Top stock Telecom was again disappointing, ending unchanged at 315 in the rising market. Contact rose 35c to 871 after parent Origin Energy Ltd surged as much as 27.7 percent after US energy giant ConocoPhillips agreed to pay up to $A9.6 billion ($NZ11.99 billion) for a 50 percent stake in a joint venture project.
The strong New Zealand dollar took the gloss off export stocks. Fisher & Paykel Healthcare fell 6c to 318 and the appliances stock eased 2c to 178.
Fletcher Building rose 14c to 769.
PGG Wrightson eased 17c to 255 after farmer shareholders in the Silver Fern Farms voted in favour of selling a 50 percent stake in their cooperative to PGG. PGG confirmed capital raising plans.

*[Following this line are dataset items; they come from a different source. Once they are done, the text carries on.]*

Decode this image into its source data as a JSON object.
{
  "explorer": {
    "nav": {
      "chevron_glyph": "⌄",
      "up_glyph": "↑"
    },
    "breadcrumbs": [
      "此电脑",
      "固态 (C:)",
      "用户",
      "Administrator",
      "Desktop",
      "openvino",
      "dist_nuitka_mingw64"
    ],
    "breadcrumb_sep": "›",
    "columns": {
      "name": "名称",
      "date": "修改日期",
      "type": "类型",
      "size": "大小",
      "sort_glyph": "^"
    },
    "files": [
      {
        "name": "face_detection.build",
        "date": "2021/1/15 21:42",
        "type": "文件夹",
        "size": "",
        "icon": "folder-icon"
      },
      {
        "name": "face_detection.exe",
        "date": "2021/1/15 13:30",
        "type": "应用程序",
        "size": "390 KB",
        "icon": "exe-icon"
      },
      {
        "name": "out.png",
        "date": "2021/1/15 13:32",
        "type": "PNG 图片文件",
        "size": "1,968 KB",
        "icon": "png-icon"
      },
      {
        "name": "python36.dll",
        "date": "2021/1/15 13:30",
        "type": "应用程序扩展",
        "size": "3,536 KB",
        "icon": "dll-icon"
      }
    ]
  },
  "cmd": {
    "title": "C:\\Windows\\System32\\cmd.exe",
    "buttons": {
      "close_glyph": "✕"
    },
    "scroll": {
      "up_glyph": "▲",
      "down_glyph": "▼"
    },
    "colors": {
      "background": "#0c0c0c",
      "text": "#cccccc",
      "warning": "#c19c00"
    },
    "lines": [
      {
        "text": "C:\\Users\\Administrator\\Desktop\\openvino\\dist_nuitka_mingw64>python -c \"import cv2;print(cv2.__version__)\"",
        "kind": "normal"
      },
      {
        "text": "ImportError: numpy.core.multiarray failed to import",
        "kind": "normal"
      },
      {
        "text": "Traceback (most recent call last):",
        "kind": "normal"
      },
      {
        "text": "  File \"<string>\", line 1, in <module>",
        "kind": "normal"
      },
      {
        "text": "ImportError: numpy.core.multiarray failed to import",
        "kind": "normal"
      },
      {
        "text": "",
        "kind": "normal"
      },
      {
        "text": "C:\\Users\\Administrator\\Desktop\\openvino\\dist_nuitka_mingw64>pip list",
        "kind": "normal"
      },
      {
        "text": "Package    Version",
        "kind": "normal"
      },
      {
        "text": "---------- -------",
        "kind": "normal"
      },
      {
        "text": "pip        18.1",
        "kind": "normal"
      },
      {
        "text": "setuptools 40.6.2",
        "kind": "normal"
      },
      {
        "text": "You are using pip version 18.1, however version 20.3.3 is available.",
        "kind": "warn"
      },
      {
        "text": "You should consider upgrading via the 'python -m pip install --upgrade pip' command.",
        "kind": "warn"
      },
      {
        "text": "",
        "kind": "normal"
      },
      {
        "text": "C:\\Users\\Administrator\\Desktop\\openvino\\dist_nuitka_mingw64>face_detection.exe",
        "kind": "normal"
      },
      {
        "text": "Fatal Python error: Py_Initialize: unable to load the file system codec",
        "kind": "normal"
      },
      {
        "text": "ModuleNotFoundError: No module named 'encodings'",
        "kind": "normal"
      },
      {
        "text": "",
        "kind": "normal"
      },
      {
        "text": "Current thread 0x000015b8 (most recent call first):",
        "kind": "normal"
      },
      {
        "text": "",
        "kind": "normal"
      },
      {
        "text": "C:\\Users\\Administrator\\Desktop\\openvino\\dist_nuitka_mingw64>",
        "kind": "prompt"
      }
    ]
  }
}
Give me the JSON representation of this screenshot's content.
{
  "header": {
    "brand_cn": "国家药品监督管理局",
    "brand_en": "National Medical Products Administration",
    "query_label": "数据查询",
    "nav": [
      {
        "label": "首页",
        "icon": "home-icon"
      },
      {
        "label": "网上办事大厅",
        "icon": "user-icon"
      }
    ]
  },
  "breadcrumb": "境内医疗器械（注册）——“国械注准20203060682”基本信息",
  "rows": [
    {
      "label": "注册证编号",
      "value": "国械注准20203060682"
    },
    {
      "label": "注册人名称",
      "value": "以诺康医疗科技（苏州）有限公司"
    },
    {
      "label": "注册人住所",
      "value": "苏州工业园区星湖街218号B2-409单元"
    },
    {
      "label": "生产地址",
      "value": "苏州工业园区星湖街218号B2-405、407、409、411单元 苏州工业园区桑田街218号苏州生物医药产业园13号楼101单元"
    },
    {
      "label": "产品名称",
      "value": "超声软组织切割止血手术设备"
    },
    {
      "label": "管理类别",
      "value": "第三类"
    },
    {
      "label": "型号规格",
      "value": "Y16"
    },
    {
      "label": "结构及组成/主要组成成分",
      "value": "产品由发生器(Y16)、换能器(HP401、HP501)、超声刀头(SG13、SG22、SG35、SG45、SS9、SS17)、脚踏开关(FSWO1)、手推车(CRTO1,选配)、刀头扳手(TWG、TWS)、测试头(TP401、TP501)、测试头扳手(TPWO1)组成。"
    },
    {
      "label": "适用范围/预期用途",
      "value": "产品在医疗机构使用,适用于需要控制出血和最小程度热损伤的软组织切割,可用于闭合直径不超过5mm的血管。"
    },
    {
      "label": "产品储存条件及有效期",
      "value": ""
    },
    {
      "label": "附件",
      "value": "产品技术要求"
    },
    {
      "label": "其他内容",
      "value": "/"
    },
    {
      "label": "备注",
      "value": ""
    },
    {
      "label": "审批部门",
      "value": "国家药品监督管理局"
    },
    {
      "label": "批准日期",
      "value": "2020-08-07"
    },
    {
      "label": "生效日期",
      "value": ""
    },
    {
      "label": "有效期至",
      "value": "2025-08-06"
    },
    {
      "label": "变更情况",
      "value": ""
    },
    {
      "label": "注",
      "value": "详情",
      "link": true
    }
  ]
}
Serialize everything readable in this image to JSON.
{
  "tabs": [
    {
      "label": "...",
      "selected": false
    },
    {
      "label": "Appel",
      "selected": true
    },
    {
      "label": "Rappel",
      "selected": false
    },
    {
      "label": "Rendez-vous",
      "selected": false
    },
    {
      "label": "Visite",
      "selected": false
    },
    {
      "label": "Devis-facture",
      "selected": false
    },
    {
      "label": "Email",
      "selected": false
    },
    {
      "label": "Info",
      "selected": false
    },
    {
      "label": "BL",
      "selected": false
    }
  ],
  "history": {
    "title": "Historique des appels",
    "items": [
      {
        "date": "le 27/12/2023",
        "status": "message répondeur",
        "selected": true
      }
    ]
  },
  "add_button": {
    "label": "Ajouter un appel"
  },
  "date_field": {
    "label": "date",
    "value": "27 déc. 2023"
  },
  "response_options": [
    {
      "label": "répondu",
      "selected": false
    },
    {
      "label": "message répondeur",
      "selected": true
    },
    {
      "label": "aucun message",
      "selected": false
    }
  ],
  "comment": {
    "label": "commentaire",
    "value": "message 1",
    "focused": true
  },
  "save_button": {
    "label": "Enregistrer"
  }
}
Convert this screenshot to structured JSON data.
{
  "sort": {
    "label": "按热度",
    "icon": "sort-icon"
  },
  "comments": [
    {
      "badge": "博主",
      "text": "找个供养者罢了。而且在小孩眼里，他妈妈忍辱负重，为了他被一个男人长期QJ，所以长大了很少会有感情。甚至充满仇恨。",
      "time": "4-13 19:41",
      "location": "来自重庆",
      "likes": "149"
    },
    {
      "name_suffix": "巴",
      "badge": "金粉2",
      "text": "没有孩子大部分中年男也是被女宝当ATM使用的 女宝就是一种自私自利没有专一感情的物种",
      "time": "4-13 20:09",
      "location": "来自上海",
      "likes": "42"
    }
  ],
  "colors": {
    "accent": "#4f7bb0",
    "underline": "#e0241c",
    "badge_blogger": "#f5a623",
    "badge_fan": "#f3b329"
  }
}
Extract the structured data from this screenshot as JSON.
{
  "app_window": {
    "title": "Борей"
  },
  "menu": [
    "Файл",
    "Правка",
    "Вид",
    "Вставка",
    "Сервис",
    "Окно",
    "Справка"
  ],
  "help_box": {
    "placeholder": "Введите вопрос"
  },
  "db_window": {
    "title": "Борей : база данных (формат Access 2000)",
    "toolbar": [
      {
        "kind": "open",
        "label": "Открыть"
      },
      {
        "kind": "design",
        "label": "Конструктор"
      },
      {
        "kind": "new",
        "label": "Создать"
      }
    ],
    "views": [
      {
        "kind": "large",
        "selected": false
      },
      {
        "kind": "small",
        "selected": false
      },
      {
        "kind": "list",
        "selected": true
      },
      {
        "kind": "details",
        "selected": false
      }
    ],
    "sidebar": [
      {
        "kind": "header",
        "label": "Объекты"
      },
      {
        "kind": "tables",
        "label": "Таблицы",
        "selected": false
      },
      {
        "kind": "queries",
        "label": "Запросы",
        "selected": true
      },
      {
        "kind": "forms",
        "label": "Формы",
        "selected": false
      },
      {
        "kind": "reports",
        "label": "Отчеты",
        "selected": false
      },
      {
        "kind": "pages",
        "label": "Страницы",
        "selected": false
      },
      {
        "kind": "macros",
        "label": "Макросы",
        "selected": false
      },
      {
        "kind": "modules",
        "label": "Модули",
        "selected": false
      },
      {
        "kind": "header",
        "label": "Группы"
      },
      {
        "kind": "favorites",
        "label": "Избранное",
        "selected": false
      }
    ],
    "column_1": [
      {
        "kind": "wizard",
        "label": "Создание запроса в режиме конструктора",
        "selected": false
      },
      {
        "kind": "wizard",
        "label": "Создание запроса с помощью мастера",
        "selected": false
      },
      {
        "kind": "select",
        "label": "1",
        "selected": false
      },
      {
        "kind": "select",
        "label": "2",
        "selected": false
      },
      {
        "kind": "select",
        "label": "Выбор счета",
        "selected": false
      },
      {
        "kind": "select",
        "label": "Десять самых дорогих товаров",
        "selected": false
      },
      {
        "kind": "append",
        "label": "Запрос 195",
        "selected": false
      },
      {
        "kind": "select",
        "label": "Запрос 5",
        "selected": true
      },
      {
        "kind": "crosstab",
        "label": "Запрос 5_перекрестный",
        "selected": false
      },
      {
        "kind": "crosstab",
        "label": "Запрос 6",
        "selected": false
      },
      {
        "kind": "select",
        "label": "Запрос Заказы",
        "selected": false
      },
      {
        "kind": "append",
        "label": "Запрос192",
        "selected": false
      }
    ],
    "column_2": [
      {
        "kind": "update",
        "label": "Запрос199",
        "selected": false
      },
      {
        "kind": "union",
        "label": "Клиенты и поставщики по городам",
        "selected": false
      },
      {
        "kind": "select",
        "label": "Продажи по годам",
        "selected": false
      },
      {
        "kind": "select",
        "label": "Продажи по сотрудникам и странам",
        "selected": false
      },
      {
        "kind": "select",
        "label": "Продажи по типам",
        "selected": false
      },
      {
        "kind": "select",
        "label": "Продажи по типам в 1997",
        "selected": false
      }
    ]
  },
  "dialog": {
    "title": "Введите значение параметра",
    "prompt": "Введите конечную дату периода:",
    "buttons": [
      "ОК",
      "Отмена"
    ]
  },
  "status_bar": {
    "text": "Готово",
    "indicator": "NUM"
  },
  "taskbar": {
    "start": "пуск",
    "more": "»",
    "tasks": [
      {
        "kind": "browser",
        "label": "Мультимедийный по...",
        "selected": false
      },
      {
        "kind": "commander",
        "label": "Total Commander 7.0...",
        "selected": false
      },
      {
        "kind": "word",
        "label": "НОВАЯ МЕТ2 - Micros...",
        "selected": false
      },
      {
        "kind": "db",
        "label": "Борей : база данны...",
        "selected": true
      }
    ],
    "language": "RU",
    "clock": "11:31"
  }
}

Infratil eased 6c to 217 and Tower eased 1c to 209. The Warehouse rose 1c to 323 and SkyCity rose 8c to 385. TrustPower rose 17c to 807.
Volume was worth $72.44m.
On Friday (local time) US stocks reversed a steep selloff to end mostly higher, as fears about a jobs report gave way to bargain hunting in sectors including financials and consumer staples.
The Dow Jones industrial average rose 0.29 percent to settle at 11,220.96, although the blue chips had been down 150 points at one stage. The Standard & Poor's 500 index rose 0.44 percent to 1242.31, while the Nasdaq composite index fell 0.14 percent to 2255.88.